Charles Manson's Top Deputy Denied Parole

Tex Watson has served 42 years for his role in seven murders

Tex Watson, who was the right-hand man of murderous mastermind Charles Manson, was again denied parole on Wednesday.

Watson, 65, has been serving a life sentence for his involvement in the 1969 Manson Family murders.

On August 9, 1969, Watson and his crime partners Susan Atkins, Patricia Krenwinkel and Linda Kasabian murdered Abigail Ann Folger, Wojciech Frykowski, Thomas Jay Sebring, Steven Earl Parent, and Sharon Tate Polanski who was eight months pregnant.
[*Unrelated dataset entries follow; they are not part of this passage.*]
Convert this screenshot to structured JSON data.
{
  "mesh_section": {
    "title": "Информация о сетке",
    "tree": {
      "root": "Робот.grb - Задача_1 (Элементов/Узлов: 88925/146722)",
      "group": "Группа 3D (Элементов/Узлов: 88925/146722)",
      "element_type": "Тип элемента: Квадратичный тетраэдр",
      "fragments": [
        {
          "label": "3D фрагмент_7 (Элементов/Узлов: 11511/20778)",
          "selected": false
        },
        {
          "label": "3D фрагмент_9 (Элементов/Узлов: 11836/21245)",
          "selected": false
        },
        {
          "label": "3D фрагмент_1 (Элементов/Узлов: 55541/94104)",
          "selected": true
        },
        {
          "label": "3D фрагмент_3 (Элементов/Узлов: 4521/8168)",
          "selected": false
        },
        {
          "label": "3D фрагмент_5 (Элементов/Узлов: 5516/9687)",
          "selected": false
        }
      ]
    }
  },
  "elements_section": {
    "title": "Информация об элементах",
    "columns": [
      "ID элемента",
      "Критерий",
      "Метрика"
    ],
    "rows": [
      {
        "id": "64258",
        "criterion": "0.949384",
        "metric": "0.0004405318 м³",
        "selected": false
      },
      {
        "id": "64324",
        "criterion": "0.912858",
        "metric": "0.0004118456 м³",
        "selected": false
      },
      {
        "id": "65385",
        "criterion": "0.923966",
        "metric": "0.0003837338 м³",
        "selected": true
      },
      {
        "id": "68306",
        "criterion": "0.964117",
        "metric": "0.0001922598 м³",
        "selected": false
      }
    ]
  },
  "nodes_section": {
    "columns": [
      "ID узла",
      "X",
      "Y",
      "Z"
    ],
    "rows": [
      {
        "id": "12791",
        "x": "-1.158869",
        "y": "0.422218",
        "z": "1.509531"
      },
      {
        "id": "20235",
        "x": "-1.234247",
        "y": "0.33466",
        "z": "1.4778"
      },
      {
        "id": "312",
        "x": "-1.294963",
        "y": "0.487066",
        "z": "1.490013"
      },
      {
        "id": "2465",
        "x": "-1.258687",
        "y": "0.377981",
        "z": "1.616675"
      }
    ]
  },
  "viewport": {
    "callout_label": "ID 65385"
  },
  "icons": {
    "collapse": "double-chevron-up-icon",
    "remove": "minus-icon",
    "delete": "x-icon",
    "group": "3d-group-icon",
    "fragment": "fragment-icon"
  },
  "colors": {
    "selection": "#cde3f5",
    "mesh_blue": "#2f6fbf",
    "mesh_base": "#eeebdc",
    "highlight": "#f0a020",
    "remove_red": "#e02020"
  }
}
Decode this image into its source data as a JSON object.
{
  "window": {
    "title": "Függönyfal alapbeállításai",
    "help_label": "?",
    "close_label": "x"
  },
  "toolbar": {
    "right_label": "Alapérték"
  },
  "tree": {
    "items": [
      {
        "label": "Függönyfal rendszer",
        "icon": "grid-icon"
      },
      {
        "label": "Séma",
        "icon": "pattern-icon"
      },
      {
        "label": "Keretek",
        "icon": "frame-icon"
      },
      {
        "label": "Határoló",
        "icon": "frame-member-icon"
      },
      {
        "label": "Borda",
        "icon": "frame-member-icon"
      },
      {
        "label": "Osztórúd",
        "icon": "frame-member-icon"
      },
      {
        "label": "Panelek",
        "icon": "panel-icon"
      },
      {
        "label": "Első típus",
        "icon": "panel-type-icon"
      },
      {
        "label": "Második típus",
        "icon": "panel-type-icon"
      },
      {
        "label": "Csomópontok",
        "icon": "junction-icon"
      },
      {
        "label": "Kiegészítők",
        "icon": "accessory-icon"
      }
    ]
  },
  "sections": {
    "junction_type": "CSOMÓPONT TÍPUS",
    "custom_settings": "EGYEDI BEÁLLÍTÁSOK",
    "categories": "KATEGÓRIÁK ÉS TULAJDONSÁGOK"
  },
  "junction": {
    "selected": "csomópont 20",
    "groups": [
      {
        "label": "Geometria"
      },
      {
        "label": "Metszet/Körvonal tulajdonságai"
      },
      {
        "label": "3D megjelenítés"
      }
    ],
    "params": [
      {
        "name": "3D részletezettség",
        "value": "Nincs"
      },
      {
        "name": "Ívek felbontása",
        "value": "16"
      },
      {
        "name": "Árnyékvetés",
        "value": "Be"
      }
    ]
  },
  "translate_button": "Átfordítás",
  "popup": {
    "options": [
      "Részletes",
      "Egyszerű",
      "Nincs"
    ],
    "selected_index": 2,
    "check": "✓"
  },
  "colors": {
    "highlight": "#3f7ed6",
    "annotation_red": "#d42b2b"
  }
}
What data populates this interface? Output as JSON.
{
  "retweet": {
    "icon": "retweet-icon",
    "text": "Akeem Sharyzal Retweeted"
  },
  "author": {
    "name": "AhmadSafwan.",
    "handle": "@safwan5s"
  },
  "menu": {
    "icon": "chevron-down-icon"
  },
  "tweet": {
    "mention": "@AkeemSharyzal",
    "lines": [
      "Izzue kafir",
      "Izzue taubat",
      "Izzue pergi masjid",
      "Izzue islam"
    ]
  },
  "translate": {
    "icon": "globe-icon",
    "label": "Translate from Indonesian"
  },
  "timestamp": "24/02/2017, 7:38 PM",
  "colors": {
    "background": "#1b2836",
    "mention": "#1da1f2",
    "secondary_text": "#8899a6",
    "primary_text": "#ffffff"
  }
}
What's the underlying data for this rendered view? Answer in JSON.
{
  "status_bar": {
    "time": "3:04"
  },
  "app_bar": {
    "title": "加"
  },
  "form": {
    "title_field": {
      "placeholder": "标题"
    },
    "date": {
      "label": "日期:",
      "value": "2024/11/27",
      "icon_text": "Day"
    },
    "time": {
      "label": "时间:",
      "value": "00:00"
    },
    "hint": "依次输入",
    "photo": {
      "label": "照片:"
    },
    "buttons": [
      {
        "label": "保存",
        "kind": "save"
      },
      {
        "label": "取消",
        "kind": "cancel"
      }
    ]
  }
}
Folger, Polanski and Sebring died from multiple stab wounds.  Frykowski was shot, received multiple blunt force trauma to his head, and was stabbed. He died from the gunshot wound. Parent died from multiple gunshot wounds.

Los Angeles County Deputy District Attorney Patrick Sequeira called the killings "some of the most horrific crimes in California history." Watson's attorney, Cheryl Montgomery, and his family did not respond to requests by The Associated Press for comment.

Now 65, Watson has been considered for parole 16 times.  He had been sentenced to death, but the state Supreme Court abolished the death penalty in a 1972 case and overturned all outstanding orders for execution.

The native Texan converted to Christianity in 1975 and co-authored an autobiography called "Will You Die For Me?" He married Kristin Svege in 1979 and fathered four children through conjugal visits. She divorced him nine years ago.